GOP hundred-millionaire Mitt Romney made his fortune with the private equity firm Bain Capital, and thanks to an excellent retirement package, he's never really stopped reaping the profits. While Rick Perry's questionable "retirement" pays him a pension of $7,698 per month, Romney's setup has earned him millions since his 1999 retirement from Bain, when he made the shift to public servant. According to the New York Times, Romney "received a share of the corporate buyout and investment profits enjoyed by partners from all Bain deals through February 2009: four global buyout funds and 18 other funds, more than twice as many over all as Mr.
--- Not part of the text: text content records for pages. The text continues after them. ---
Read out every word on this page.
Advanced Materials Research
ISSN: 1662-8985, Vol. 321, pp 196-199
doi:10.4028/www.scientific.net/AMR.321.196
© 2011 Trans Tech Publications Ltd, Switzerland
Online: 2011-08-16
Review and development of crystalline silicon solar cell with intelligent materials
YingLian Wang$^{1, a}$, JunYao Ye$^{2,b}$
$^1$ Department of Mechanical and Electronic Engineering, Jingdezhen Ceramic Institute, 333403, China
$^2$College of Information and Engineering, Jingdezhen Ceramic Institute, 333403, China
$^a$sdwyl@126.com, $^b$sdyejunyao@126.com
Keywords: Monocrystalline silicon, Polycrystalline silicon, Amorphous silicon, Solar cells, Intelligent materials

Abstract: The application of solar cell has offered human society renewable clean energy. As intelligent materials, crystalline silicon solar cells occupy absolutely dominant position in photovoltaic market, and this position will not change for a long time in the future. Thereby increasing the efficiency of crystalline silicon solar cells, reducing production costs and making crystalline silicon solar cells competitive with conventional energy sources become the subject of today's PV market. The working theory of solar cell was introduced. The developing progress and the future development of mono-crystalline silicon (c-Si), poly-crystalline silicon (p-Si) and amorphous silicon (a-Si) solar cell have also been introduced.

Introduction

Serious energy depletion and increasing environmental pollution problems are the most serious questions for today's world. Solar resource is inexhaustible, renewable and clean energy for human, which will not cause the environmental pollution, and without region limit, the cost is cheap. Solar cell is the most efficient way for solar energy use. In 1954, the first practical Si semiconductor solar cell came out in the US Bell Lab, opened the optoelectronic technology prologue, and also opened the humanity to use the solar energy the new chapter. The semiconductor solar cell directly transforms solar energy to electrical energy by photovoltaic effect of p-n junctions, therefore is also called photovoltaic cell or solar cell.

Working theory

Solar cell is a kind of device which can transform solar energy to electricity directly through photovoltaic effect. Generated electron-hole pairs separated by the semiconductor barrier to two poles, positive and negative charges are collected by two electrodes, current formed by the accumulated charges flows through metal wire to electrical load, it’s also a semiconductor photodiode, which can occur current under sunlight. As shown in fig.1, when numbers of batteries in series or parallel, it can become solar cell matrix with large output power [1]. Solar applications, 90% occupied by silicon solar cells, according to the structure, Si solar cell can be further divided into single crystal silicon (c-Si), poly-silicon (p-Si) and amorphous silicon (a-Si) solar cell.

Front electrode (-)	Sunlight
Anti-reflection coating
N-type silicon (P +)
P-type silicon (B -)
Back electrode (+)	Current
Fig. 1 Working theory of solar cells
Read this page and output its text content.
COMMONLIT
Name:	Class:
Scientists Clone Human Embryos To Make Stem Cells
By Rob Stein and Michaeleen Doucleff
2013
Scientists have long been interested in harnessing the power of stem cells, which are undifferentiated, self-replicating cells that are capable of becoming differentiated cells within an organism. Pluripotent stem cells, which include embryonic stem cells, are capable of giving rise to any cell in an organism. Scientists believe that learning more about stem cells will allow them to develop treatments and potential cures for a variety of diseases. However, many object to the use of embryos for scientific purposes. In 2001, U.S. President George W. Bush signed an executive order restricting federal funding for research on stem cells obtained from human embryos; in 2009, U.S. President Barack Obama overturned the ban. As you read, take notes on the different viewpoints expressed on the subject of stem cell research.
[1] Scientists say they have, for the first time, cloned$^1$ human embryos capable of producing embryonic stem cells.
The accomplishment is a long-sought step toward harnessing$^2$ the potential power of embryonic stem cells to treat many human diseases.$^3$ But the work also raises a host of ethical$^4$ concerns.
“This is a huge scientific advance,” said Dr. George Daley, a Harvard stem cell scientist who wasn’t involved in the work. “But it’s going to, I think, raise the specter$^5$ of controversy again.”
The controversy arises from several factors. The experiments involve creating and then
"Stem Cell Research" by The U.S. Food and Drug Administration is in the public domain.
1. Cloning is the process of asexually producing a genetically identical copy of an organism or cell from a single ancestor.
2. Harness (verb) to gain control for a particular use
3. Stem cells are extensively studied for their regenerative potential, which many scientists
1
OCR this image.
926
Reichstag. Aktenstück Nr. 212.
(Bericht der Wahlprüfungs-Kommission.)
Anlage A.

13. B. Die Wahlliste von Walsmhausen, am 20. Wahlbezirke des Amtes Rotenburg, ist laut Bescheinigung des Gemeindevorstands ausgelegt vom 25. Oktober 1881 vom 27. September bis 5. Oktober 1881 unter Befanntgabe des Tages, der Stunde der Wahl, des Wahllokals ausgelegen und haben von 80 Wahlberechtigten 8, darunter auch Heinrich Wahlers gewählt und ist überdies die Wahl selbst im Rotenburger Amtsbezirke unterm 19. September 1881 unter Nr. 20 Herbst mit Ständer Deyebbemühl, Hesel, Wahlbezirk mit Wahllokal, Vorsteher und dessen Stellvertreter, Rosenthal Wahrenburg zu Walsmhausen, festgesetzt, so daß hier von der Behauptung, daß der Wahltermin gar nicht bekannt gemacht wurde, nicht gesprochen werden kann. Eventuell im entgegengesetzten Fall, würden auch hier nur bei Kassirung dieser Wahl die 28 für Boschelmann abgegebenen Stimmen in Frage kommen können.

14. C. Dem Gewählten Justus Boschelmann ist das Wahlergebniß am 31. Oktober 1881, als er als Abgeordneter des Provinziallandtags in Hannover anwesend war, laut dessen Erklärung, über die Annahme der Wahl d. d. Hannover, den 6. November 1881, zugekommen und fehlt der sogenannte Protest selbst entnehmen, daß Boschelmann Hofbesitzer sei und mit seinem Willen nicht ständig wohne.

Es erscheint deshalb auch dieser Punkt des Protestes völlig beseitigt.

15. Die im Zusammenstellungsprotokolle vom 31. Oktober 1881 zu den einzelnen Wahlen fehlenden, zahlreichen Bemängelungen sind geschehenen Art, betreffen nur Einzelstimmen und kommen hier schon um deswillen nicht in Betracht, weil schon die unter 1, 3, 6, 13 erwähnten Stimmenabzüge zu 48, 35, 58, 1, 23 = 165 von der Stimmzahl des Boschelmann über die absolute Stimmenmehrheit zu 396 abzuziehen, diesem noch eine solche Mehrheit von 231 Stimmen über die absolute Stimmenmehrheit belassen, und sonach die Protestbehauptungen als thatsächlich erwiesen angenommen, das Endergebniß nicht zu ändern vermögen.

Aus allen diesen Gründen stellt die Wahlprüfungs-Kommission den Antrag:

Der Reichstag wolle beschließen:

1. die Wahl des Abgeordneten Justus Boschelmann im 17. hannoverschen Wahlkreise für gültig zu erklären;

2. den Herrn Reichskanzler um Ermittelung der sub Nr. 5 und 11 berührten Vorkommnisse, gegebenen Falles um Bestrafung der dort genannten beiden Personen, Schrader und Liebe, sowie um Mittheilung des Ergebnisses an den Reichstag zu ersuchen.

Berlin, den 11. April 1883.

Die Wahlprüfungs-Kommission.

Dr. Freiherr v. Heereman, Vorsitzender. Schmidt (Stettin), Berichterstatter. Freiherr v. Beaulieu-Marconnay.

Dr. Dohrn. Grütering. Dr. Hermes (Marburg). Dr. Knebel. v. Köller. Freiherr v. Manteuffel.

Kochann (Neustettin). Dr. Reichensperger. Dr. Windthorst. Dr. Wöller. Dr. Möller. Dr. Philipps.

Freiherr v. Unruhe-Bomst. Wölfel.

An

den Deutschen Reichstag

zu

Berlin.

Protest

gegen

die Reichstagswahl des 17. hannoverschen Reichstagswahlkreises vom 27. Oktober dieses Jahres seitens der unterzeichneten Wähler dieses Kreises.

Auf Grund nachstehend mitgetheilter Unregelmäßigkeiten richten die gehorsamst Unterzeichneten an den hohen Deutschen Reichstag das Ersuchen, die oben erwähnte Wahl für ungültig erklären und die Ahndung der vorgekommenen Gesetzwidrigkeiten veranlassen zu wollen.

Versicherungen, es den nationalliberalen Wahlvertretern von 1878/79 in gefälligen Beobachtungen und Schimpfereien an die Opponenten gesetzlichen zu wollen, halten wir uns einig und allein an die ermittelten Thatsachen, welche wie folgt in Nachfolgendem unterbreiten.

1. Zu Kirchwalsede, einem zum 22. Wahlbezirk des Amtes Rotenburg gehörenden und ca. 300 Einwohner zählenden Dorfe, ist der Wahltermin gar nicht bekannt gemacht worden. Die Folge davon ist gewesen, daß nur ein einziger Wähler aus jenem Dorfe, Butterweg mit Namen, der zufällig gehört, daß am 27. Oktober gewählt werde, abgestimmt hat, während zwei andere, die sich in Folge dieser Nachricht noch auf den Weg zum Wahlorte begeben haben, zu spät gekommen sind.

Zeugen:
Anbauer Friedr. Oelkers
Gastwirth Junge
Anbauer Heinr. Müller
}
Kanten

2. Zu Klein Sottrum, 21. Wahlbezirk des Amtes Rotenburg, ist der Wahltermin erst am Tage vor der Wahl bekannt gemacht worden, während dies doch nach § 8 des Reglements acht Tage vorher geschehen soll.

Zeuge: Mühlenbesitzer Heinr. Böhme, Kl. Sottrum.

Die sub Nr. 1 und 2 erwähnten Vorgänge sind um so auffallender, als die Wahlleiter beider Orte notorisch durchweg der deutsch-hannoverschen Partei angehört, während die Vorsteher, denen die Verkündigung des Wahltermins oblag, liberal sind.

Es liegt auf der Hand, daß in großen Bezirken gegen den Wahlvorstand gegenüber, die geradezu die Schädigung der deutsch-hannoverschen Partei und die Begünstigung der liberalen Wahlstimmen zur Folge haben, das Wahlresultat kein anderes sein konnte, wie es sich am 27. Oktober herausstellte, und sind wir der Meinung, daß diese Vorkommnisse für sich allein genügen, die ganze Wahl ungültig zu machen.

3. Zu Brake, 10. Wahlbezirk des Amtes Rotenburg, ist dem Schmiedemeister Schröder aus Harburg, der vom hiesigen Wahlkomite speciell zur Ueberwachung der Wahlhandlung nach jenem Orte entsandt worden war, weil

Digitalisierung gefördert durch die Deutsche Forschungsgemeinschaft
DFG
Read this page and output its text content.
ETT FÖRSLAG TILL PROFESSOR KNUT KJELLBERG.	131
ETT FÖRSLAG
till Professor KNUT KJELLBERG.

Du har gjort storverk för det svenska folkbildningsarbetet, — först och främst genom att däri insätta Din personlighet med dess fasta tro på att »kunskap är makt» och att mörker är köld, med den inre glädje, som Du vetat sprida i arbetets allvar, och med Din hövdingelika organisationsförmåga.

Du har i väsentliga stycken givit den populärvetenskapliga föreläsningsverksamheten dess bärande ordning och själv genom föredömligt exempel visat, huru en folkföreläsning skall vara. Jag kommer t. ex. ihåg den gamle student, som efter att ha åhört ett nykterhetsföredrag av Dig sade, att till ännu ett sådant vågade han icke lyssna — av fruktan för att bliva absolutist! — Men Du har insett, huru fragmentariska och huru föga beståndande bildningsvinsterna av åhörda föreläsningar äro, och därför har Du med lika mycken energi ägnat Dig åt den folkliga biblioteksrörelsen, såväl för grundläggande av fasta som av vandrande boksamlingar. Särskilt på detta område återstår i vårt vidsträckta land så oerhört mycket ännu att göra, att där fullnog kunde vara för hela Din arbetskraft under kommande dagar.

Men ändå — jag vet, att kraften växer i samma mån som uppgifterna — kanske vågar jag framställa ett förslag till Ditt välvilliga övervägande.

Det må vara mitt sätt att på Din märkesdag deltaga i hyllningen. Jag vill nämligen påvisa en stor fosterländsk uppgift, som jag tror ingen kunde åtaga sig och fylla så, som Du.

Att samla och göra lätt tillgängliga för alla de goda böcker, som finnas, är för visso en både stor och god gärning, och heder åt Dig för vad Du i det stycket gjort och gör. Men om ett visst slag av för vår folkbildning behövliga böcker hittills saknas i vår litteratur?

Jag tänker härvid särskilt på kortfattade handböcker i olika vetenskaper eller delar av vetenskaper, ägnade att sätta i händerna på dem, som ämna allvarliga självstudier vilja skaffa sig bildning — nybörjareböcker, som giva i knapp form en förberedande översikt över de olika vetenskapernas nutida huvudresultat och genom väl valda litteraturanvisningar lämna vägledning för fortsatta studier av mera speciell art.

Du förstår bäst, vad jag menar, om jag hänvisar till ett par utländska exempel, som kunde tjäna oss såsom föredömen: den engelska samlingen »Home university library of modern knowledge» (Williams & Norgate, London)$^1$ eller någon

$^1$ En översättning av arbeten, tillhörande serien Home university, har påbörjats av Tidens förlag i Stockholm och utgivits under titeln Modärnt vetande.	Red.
Romney had a share of the year he left. He was also given the right to invest his own money alongside his former partners. Because some of the funds and deals covered by Mr. Romney’s agreement will not fully wind down for several years, Mr. Romney is still entitled to a share of some of Bain’s profits."
The companies bought and restructured by Bain, as explored previously by this magazine, suffered large-scale layoffs as the men at the top continued to get rich. And thanks to Romney's forward-looking retirement agreement, "much of his income from the arrangement has probably qualified for a lower tax rate than ordinary income under a tax provision favorable to hedge fund and private equity managers, which has become a point of contention in the battle over economic inequality."
If Romney becomes president, he'll likely have to deal with what he has now: "federal officeholders are not permitted to hold such private equity and hedge fund investments. If elected, Mr. Romney would most likely have to unwind his stakes in all Bain funds."
But as much as Romney earned post-Bain, he could have had even more if the firm had gone public or he'd fought harder instead of wanting "a quick move into public life." Says a former Bain Partner: "He made a very sweet deal, he had a very good exit. But my guess is, given the actual economic value of Bain Capital at the time, Mitt walked away with less than he could have if he did not take into account the adverse publicity and attention that a battle with former partners would have caused if he had negotiated and played hardball." So he's a saint, basically.